I am thinking heads, cam, intake and a new carb. I already have headers and a good free flowing exhaust. Do any of y'all have experience with one of the "top end kits" you can find on summit. I was looking at an edlebrock kit for 1500 bucks that included a mild cam, aluminum 185cc heads (assembled), a performer intake, new timing gears and chain and I believe new lifters. The only advantage I see to buying a kit versus buying parts separately is that with the kit you know the parts will work well together.

The other option is to recreate a 350 build that hot rod magazine did a while ago, they made something like 385hp and 444 lb ft, with peak torque #s at 3800 rpm. I would be happy with something like this and they did it for 1200 bucks using a summit cam, pro comp 190cc as cast heads and a standard dual plan performance intake, also a 750 holley double pumper.

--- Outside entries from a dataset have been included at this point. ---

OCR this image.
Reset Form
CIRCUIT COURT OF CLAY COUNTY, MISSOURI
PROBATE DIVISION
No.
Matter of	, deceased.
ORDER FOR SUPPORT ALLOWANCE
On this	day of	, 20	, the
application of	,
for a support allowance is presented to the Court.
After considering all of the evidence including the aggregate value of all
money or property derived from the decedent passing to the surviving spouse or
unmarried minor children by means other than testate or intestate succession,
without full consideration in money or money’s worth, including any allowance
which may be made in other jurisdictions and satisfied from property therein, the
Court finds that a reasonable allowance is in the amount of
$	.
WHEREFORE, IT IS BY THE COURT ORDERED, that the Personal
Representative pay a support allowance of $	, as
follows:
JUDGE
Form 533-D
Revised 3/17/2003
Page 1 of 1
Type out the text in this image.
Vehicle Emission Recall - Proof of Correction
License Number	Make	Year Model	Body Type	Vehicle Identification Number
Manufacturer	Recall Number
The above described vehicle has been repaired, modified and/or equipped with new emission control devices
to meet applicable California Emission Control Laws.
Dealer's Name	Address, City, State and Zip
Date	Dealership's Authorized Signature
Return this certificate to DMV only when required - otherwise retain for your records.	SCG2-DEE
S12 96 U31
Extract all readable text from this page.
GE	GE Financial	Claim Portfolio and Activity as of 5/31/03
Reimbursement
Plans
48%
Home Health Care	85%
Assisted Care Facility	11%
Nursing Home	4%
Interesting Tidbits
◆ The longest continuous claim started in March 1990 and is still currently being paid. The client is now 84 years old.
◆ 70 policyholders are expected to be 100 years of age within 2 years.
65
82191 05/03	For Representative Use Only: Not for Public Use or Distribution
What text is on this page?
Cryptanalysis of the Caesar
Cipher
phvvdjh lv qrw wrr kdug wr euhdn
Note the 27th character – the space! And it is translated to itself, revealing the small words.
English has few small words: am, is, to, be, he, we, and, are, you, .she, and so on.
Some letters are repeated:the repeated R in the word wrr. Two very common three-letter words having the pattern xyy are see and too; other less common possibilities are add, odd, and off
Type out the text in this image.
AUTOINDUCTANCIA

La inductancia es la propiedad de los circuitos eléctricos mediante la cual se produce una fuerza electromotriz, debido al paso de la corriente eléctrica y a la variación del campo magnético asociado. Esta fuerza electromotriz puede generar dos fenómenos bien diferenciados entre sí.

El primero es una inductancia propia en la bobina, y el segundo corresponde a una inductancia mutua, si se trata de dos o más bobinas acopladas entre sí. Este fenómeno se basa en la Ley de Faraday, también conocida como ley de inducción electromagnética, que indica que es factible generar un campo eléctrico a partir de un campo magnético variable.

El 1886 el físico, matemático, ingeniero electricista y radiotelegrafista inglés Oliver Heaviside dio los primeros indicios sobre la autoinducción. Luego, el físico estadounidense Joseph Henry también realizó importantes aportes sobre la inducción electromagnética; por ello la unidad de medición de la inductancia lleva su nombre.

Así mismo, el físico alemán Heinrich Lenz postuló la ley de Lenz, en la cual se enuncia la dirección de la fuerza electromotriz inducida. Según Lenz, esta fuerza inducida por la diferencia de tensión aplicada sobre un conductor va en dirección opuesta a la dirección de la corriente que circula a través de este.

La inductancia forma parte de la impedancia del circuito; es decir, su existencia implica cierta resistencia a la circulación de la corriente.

What advice can you guys give on this matter? I am open to pretty much anything as long as it can be done for 1500 or less because that is what I am getting for my ls setup. I am hoping for around 350 hp - 400 lb ft. I also plan to regear from the current 2.73 setup to either 3.42 or 3.73 and install a locker of some type. Should make for a quick ride and a tire fryer.
 
If those centrifugal superchargers DON'T put as much strain on the crank nose as a "conventional" roots type blower, then i would want to investigate that. As you may know small block chevy crank noses just can't handle the stress of a roots blower.
 
Vortec heads, a good cam such as a comp 4x4 piece and a performer rpm intake and call her a day.

I'd go with a 373 gear if your keeping a 3 speed auto fwiw. What sized tire do you plan to run?
 
Vortec heads, a good cam such as a comp 4x4 piece and a performer rpm intake and call her a day.

I'd go with a 373 gear if your keeping a 3 speed auto fwiw. What sized tire do you plan to run?
Ok, what excactly do you mean by vortec heads? Is that the heads off the late 90s small blocks? Also planning to run 29 inch tall tires.
 
first thing I would do keep the ls stuff .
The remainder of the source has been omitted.